Last week we added to our position in Dominion Energy, two days before the company reported quarterly earnings. We believe that asset performance of the company’s key projects coming online is the path to the eventual recovery in the company’s share price and future growth. Dominion’s assets remain best in class. For example, during the most recent quarter, the company’s six nuclear units ran at a record 98.5 percent of capacity, while weather adjusted power demand growth was among the highest in the United States at 1.7 percent. The midstream business now generates an additional $700 million in annual operating profits from the Cove Point LNG export facility, which is fully contracted for the next twenty years. The company’s $125 million expansion of its Carolina Gas pipeline network started generating revenue this spring. And, the Atlantic Coast Pipeline project is still on track for a late 2019 startup.

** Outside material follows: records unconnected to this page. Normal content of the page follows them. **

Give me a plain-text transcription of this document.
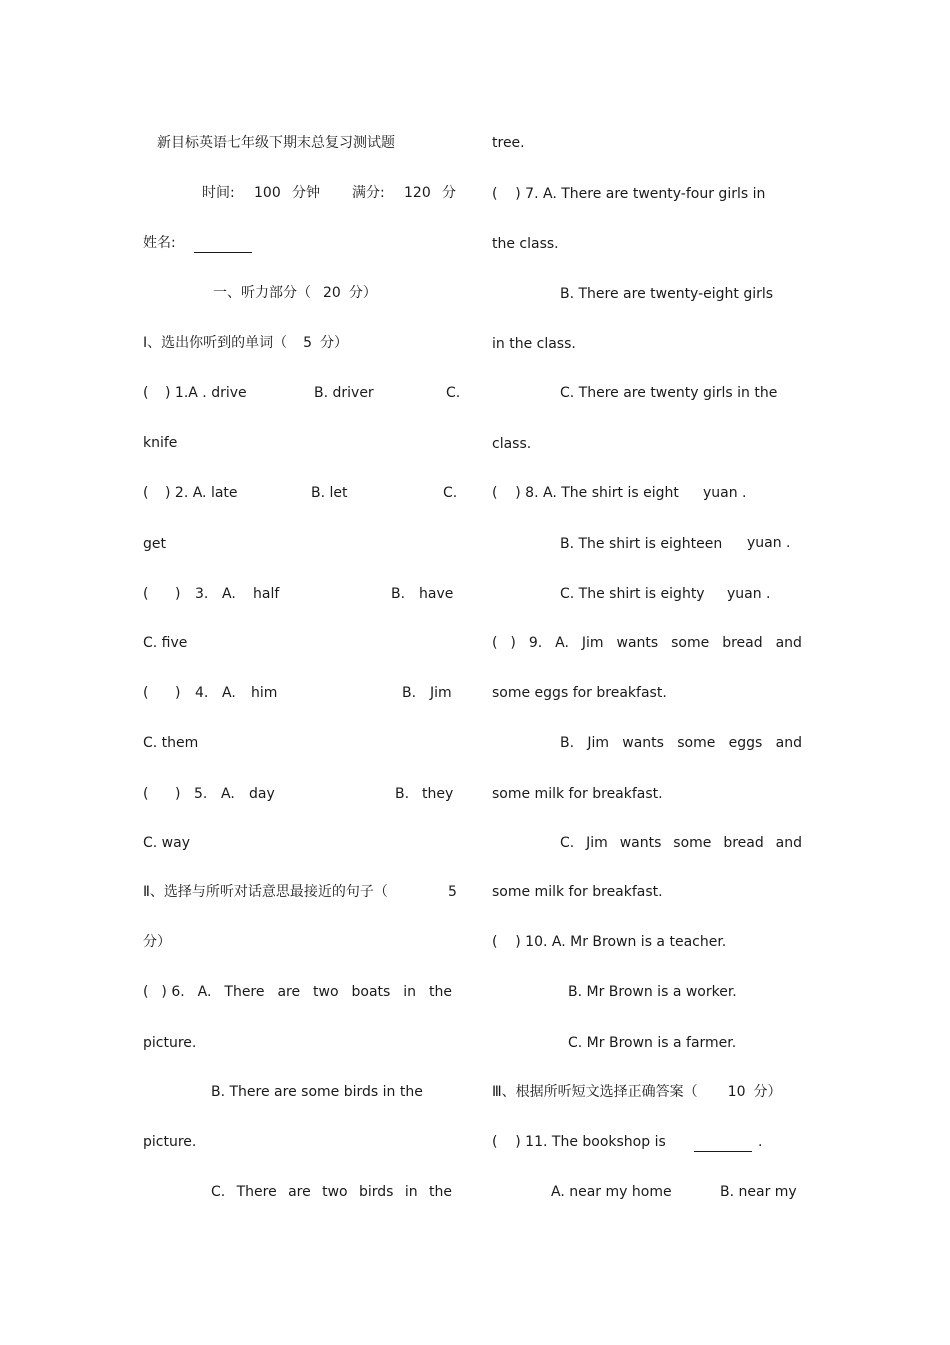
新目标英语七年级下期末总复习测试题
时间: 100 分钟 满分: 120 分
姓名:
一、听力部分（ 20 分）
Ⅰ、选出你听到的单词（ 5 分）
( ) 1.A . drive	B. driver	C.
knife
( ) 2. A. late	B. let	C.
get
( ) 3. A. half	B. have
C. five
( ) 4. A. him	B. Jim
C. them
( ) 5. A. day	B. they
C. way
Ⅱ、选择与所听对话意思最接近的句子（	5
分）
( ) 6. A. There are two boats in the
picture.
B. There are some birds in the
picture.
C. There are two birds in the
tree.
(    ) 7. A. There are twenty-four girls in
the class.
B. There are twenty-eight girls
in the class.
C. There are twenty girls in the
class.
(    ) 8. A. The shirt is eight yuan .
B. The shirt is eighteen yuan .
C. The shirt is eighty yuan .
( ) 9. A. Jim wants some bread and
some eggs for breakfast.
B. Jim wants some eggs and
some milk for breakfast.
C. Jim wants some bread and
some milk for breakfast.
(    ) 10. A. Mr Brown is a teacher.
B. Mr Brown is a worker.
C. Mr Brown is a farmer.
Ⅲ、根据所听短文选择正确答案（ 10 分）
(    ) 11. The bookshop is	.
A. near my home	B. near my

Dominion Energy’s takeover bid for SCANA, an energy-based holding company that primarily services South Carolina, still presents major potential upside to our estimate of fair value. The transaction presents relatively little downside risk for Dominion. The company’s official position remains optimistic about closing the deal in 2018, which would likely support strong annual dividend growth beyond 2020. Chief Executive Officer Tom Farrell reassured investors that he will walk away if South Carolina legislators or regulators undermine the proposed deal’s economics. Farrell clearly stated that there is “no flexibility” in the company’s takeover offer for SCANA. Dominion will either close the deal on its terms, or walk away if South Carolina will not allow sufficient recovery of costs for the shelved Summer nuclear power plant project.
At current levels, we believe that an investment in Dominion Energy presents a compelling opportunity to attractively compound capital at attractive rates.